Jadi, siapa Haris itu? Jangan-jangan, ia bagian dari jaring intelijen. Sebab, kalau benar ia terlibat pemalsuan paspor, bukankah petugas imigrasi yang telah menangkapnya, sebagaimana disebutkan Muchyar Yara, bisa memproses dia secara hukum. Tapi, kenapa dia malah dilepas dan diberi uang saku? Yang jelas, seperti dikatakan Mira, Haris tak terlibat dalam pengurusan paspor milik Faruq. Sebab, paspor Faruq dikeluarkan pada 27 Februari 2002 di Kantor Imigrasi Jakarta Timur, dengan nama Mahmud Ahmad Assegaf, seperti nama yang selama ini disebutkan istrinya. "Kalau nama Al-Faruq, itu sebenarnya nama yang dipersiapkan untuk anak laki-laki kami," tutur Mira.
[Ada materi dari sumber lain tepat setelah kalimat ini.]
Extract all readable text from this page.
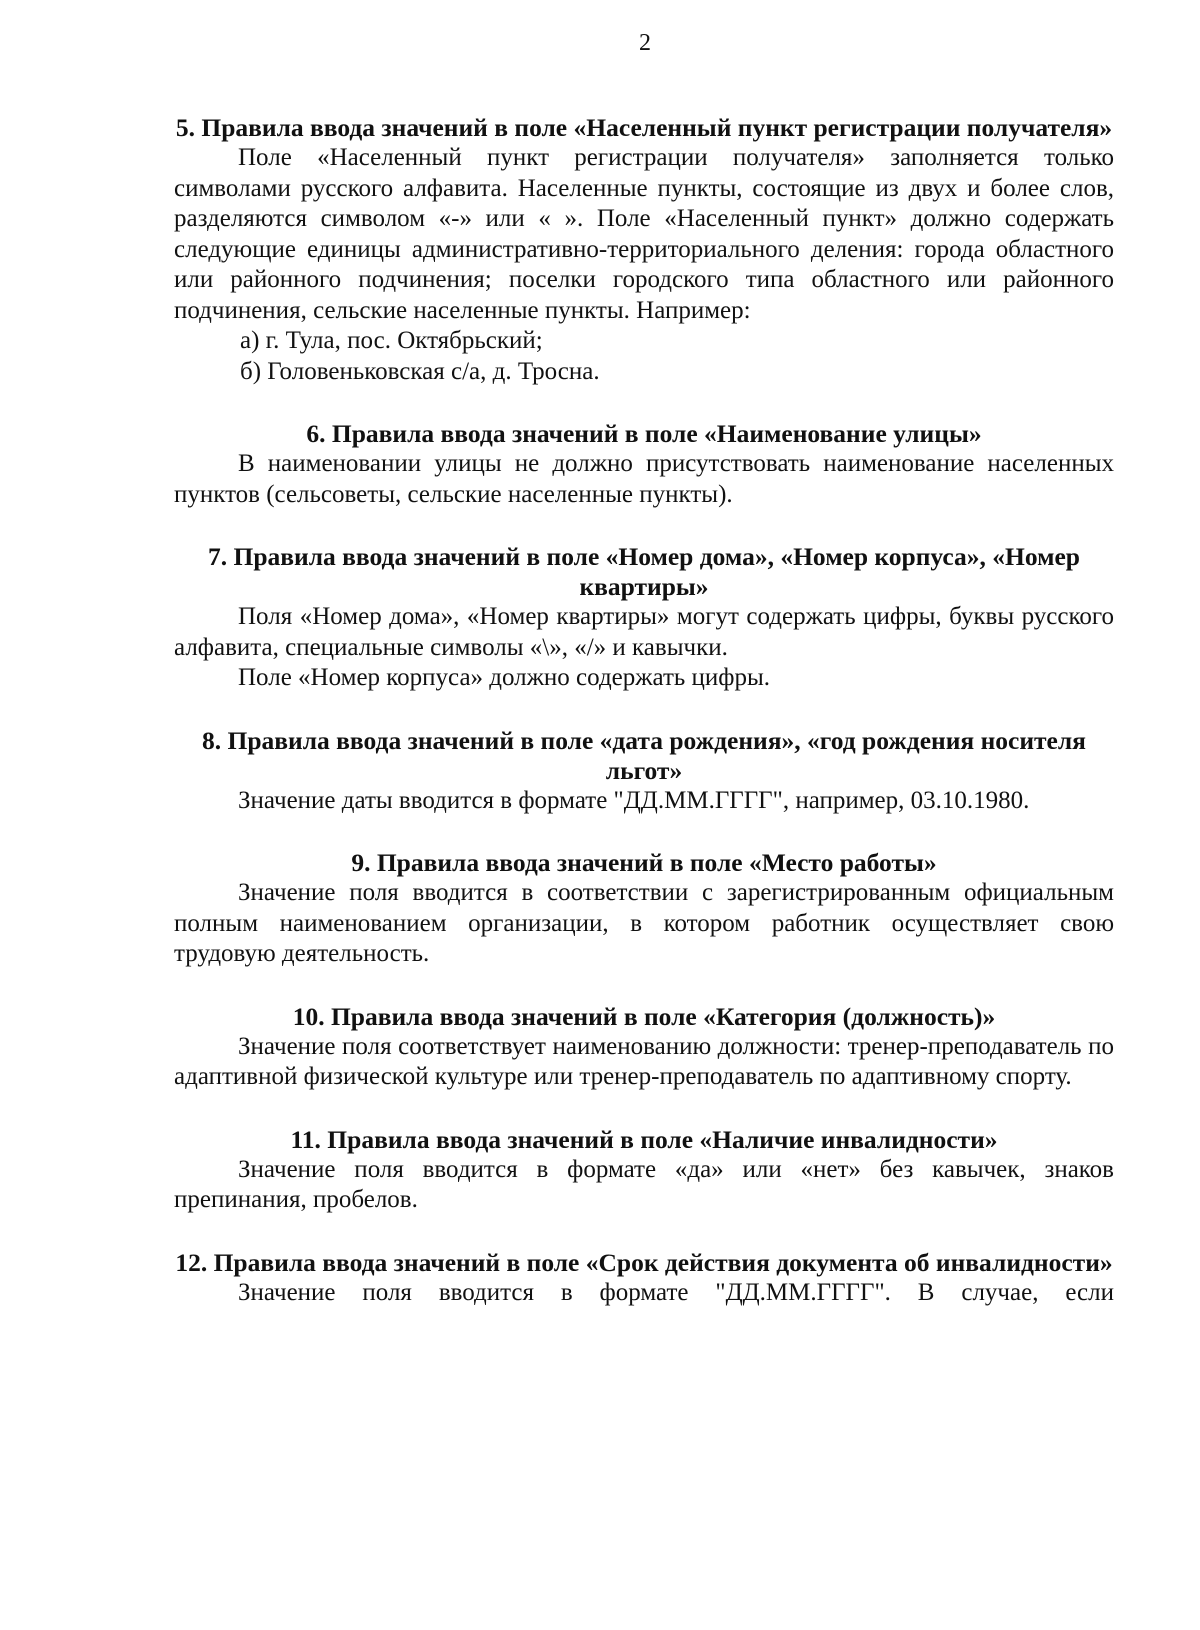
2
5. Правила ввода значений в поле «Населенный пункт регистрации получателя»

Поле «Населенный пункт регистрации получателя» заполняется только символами русского алфавита. Населенные пункты, состоящие из двух и более слов, разделяются символом «-» или « ». Поле «Населенный пункт» должно содержать следующие единицы административно-территориального деления: города областного или районного подчинения; поселки городского типа областного или районного подчинения, сельские населенные пункты. Например:

а) г. Тула, пос. Октябрьский;

б) Головеньковская с/а, д. Тросна.

6. Правила ввода значений в поле «Наименование улицы»

В наименовании улицы не должно присутствовать наименование населенных пунктов (сельсоветы, сельские населенные пункты).

7. Правила ввода значений в поле «Номер дома», «Номер корпуса», «Номер квартиры»

Поля «Номер дома», «Номер квартиры» могут содержать цифры, буквы русского алфавита, специальные символы «\», «/» и кавычки.

Поле «Номер корпуса» должно содержать цифры.

8. Правила ввода значений в поле «дата рождения», «год рождения носителя льгот»

Значение даты вводится в формате "ДД.ММ.ГГГГ", например, 03.10.1980.

9. Правила ввода значений в поле «Место работы»

Значение поля вводится в соответствии с зарегистрированным официальным полным наименованием организации, в котором работник осуществляет свою трудовую деятельность.

10. Правила ввода значений в поле «Категория (должность)»

Значение поля соответствует наименованию должности: тренер-преподаватель по адаптивной физической культуре или тренер-преподаватель по адаптивному спорту.

11. Правила ввода значений в поле «Наличие инвалидности»

Значение поля вводится в формате «да» или «нет» без кавычек, знаков препинания, пробелов.

12. Правила ввода значений в поле «Срок действия документа об инвалидности»

Значение поля вводится в формате "ДД.ММ.ГГГГ". В случае, если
Di paspor bernomor M 247219 itu, Al-Faruq disebutkan adalah lelaki kelahiran Ambon tanggal 24 Mei 1971 dan berkewarganegaraan Indonesia. Keterangan ini dibuktikan akta kelahiran yang dikeluarkan Kantor Dinas Kependudukan dan Catatan Sipil Kabupaten Maluku Tengah tahun 2001. Di akta itu tercantum, Mahmud adalah anak pertama pasangan Ahmad dan Aisyah.

Dari map warna kuning bernomor 3323 di Kantor Imigrasi Jakarta Timur juga bisa diketahui, permohonan pembuatan paspor diajukan pada 26 Februari 2002, dan selesai 27 Februari. Pengurusan ini termasuk cepat, karena hanya sehari. Padahal, biasanya pengurusan paspor dengan layanan standar makan waktu hingga empat hari.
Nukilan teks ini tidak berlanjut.